2 January 2013

Kenya: Fighting Elephants to Get an Education

The issue of human wildlife conflict is becoming the norm in Kenya. The news has been rife with stories about wildlife killed by residents living near the parks or people injured by wildlife for encroaching their territory. This conflict is more real for the students of Mwakitau Secondary School.

The secondary school is located in the heart of Tsavo, and the students and teachers live with the knowledge that an elephant could break the wire fence of their school compound in search of water and food anytime of day. When this happens they are stranded in class till the elephant gets bored and wanders away or the KWS rangers come to chase it away.

"Classes usually get delayed when the elephants break into the school. We are always watching them because we are not sure of their next move. Sometimes we also have to leave school early so we can get home before it is dark to avoid meeting them again, said Form 2 student, Julian Mzembi.

Their biggest fear is that one-day they will encounter the huge mammals on their way to school or from school.

This was a real experience for Justin Mwanyagha, a form four student of the school. He usually rides his bike to school and one unfortunate day, he came face to face with an elephant.

"They can smell humans before you come upon them. They have a strong sense of smell and once they do, they attack immediately. That happened to me, the minute I saw it, I ran for my life. I managed to get away but I fell and and bruised my arm. I'm glad I got away."

Mwanyagha lives 7 km from the school in Msorongo. His daily routine requires that he wakes up at 5am to prepare from school and leave the house at 6am to be able to get to class by 8am. "It is usually dark by the time I leave the house time but I'm used to it. I have done this for four years now."

To help reduce the stress of fighting the elephants on their way to school and from school, KWS has funded a project to build a dormitory in the school that will house 104 students in the school and improve teacher student contact.

Mwanyagha who is the head of the Geography club hopes to join KWS in future in the tourism management arena after his education. He believes the dormitory will be a big help to students who have to travel long distances to get to school.

"When we have exams your mind is too tired to concentrate on reading at night but we make an effort. With the dormitory we can all relax after class and attend preps without any stress," he said.

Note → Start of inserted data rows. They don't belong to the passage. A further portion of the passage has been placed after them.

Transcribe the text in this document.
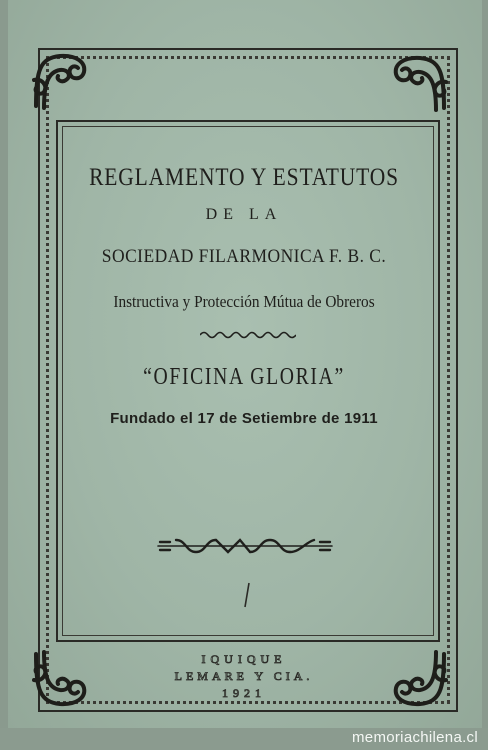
REGLAMENTO Y ESTATUTOS
DE LA
SOCIEDAD FILARMONICA F. B. C.
Instructiva y Protección Mútua de Obreros
“OFICINA GLORIA”
Fundado el 17 de Setiembre de 1911
IQUIQUE
LEMARE Y CIA.
1921
memoriachilena.cl
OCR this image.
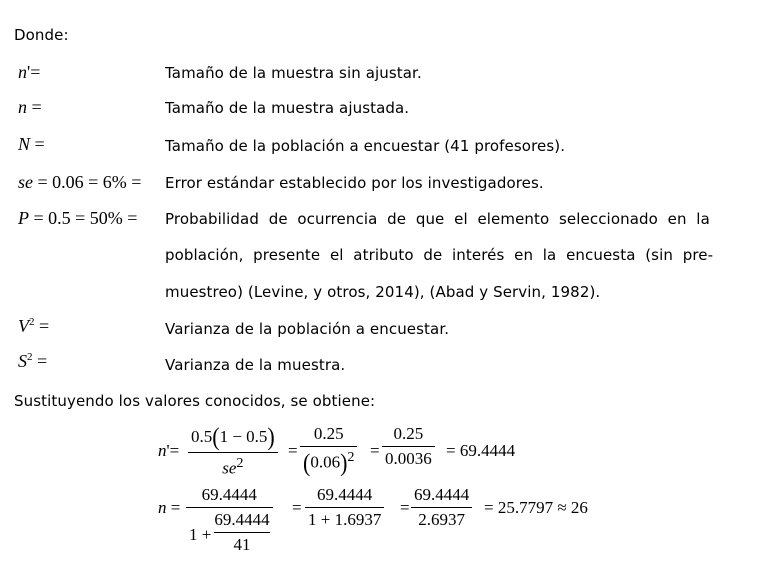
Donde:
n'=	Tamaño de la muestra sin ajustar.
n =	Tamaño de la muestra ajustada.
N =	Tamaño de la población a encuestar (41 profesores).
se = 0.06 = 6% = Error estándar establecido por los investigadores.
P = 0.5 = 50% = Probabilidad  de  ocurrencia  de  que  el  elemento  seleccionado  en  la
población,  presente  el  atributo  de  interés  en  la  encuesta  (sin  pre-
muestreo) (Levine, y otros, 2014), (Abad y Servin, 1982).
$V^2$ =	Varianza de la población a encuestar.
$S^2$ =	Varianza de la muestra.
Sustituyendo los valores conocidos, se obtiene:
n'=
0.5(1 − 0.5)
$se^2$
=
0.25
$(0.06)^2$ =
0.25
0.0036 = 69.4444
n =
69.4444
1 +
69.4444
41
=
69.4444
1 + 1.6937
=
69.4444
2.6937
= 25.7797 ≈ 26
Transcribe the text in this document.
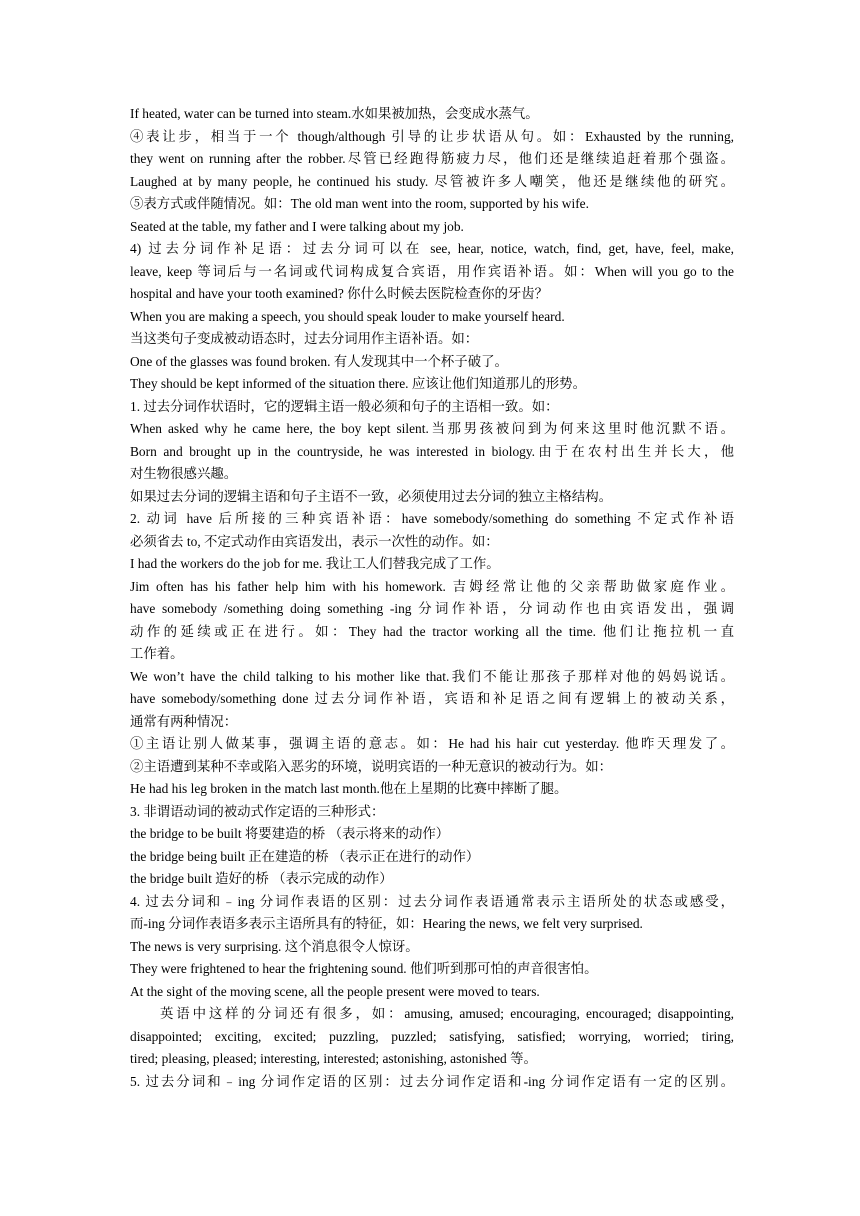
If heated, water can be turned into steam.水如果被加热，会变成水蒸气。
④表让步，相当于一个 though/although 引导的让步状语从句。如：Exhausted by the running,
they went on running after the robber.尽管已经跑得筋疲力尽，他们还是继续追赶着那个强盗。
Laughed at by many people, he continued his study. 尽管被许多人嘲笑，他还是继续他的研究。
⑤表方式或伴随情况。如：The old man went into the room, supported by his wife.
Seated at the table, my father and I were talking about my job.
4) 过去分词作补足语：过去分词可以在 see, hear, notice, watch, find, get, have, feel, make,
leave, keep 等词后与一名词或代词构成复合宾语，用作宾语补语。如：When will you go to the
hospital and have your tooth examined? 你什么时候去医院检查你的牙齿？
When you are making a speech, you should speak louder to make yourself heard.
当这类句子变成被动语态时，过去分词用作主语补语。如：
One of the glasses was found broken. 有人发现其中一个杯子破了。
They should be kept informed of the situation there. 应该让他们知道那儿的形势。
1. 过去分词作状语时，它的逻辑主语一般必须和句子的主语相一致。如：
When asked why he came here, the boy kept silent.当那男孩被问到为何来这里时他沉默不语。
Born and brought up in the countryside, he was interested in biology.由于在农村出生并长大，他
对生物很感兴趣。
如果过去分词的逻辑主语和句子主语不一致，必须使用过去分词的独立主格结构。
2. 动词 have 后所接的三种宾语补语：have somebody/something do something 不定式作补语
必须省去 to, 不定式动作由宾语发出，表示一次性的动作。如：
I had the workers do the job for me. 我让工人们替我完成了工作。
Jim often has his father help him with his homework. 吉姆经常让他的父亲帮助做家庭作业。
have somebody /something doing something -ing 分词作补语，分词动作也由宾语发出，强调
动作的延续或正在进行。如：They had the tractor working all the time. 他们让拖拉机一直
工作着。
We won’t have the child talking to his mother like that.我们不能让那孩子那样对他的妈妈说话。
have somebody/something done 过去分词作补语，宾语和补足语之间有逻辑上的被动关系，
通常有两种情况：
①主语让别人做某事，强调主语的意志。如：He had his hair cut yesterday. 他昨天理发了。
②主语遭到某种不幸或陷入恶劣的环境，说明宾语的一种无意识的被动行为。如：
He had his leg broken in the match last month.他在上星期的比赛中摔断了腿。
3. 非谓语动词的被动式作定语的三种形式：
the bridge to be built 将要建造的桥 （表示将来的动作）
the bridge being built 正在建造的桥 （表示正在进行的动作）
the bridge built 造好的桥 （表示完成的动作）
4. 过去分词和﹣ing 分词作表语的区别：过去分词作表语通常表示主语所处的状态或感受，
而-ing 分词作表语多表示主语所具有的特征，如：Hearing the news, we felt very surprised.
The news is very surprising. 这个消息很令人惊讶。
They were frightened to hear the frightening sound. 他们听到那可怕的声音很害怕。
At the sight of the moving scene, all the people present were moved to tears.
英语中这样的分词还有很多，如：amusing, amused; encouraging, encouraged; disappointing,
disappointed; exciting, excited; puzzling, puzzled; satisfying, satisfied; worrying, worried; tiring,
tired; pleasing, pleased; interesting, interested; astonishing, astonished 等。
5. 过去分词和﹣ing 分词作定语的区别：过去分词作定语和-ing 分词作定语有一定的区别。
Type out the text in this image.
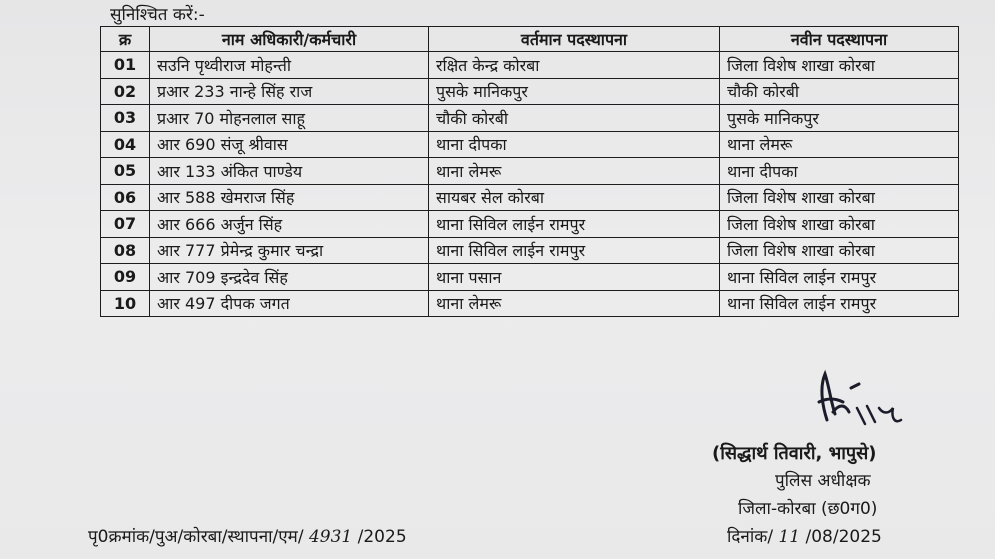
सुनिश्चित करें:-
क्र	नाम अधिकारी/कर्मचारी	वर्तमान पदस्थापना	नवीन पदस्थापना
01	सउनि पृथ्वीराज मोहन्ती	रक्षित केन्द्र कोरबा	जिला विशेष शाखा कोरबा
02	प्रआर 233 नान्हे सिंह राज	पुसके मानिकपुर	चौकी कोरबी
03	प्रआर 70 मोहनलाल साहू	चौकी कोरबी	पुसके मानिकपुर
04	आर 690 संजू श्रीवास	थाना दीपका	थाना लेमरू
05	आर 133 अंकित पाण्डेय	थाना लेमरू	थाना दीपका
06	आर 588 खेमराज सिंह	सायबर सेल कोरबा	जिला विशेष शाखा कोरबा
07	आर 666 अर्जुन सिंह	थाना सिविल लाईन रामपुर	जिला विशेष शाखा कोरबा
08	आर 777 प्रेमेन्द्र कुमार चन्द्रा	थाना सिविल लाईन रामपुर	जिला विशेष शाखा कोरबा
09	आर 709 इन्द्रदेव सिंह	थाना पसान	थाना सिविल लाईन रामपुर
10	आर 497 दीपक जगत	थाना लेमरू	थाना सिविल लाईन रामपुर
(सिद्धार्थ तिवारी, भापुसे)
पुलिस अधीक्षक
जिला-कोरबा (छ0ग0)
पृ0क्रमांक/पुअ/कोरबा/स्थापना/एम/ 4931 /2025	दिनांक/ 11 /08/2025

The school was originally a polytechnic that was converted to a high school for boys and girls. It stared with 10 students and now has 163 students with a single stream for each year.

"KWS is always looking for ways to involve the community in conservation. As a process they have included partnerships that foster that relationship. The school dormitory is expected to be complete in six or seven months," said Benjamin Kavu, the wildlife director for community enterprise.

During the event of the foundation for the domitory, Kavi said, I am thankful for the KWS efforts at conservation and alleviating the rampant human wild life conflict. If you allow us to adopt the school we will do it. But you can't ask us to build new schools because things have to be done systematically."

He advised the students to "take care of the dormitory and be good leaders and not to be destructive when they have grievances to raise."

Bernard Ndenda, the regional Engineer at Tsavo said the dormitory will be a modern one. It will have cubicals which can take up to four beds each and accommodate up to 104 girls. "The issue is real. You don't expect to just walk around here anyhow. It is real. Even with the fencing the elephants can walk in and do whatever they like. They have a way to detect whether a fence has electricity. If it does they break a dried tree stump and short circuit the fence to gain entry."

The Chief guest, Margaret Mwakima who is the vice-chair of the KWS Board of Trustees noted: "It is symbolic of KWS to improve the livelihoods of the locals. Marauding elephants have paralysed learning, KWS efforts to alleviate this problem and ensure that the students performance and that of the overall school is at per with others (in the county) by eradicating conflict with wildlife."

Mwakima said an 80 km electric fence is currently under construction from Mwakitau to Ndii. Its completion will drastically reduce conflicts between human and elephants. She however advised the local community to embrace wildlife conservation as it was the most suitable form of land use instead of agriculture.

"Presently, there are 28 ranches adjacent to the Tsavo Conservation area which should ideally be transformed into wildlife conservancies. These have higher returns on the local and national economy than the current subsistence agriculture and livestock keeping,"she said.

The Ministry of forestry and wildlife has spent a total of Sh78 million in support of development projects in areas prone to human-wildlife conflicts in Taita Taveta County. The funds have mainly been used in the Kenya Wildlife Service corporate social responsibility programmes covering education, health and water provision.

Local leaders urged the government to speed up the enactment of the proposed new Wildlife Act that enhances compensation for injuries sustained from wildlife and human deaths. The acting PS Lawrence Mwadime assured the residents that the Wildlife Bill is now before the Cabinet and expressed hope that it will be enacted before the end of the current parliament.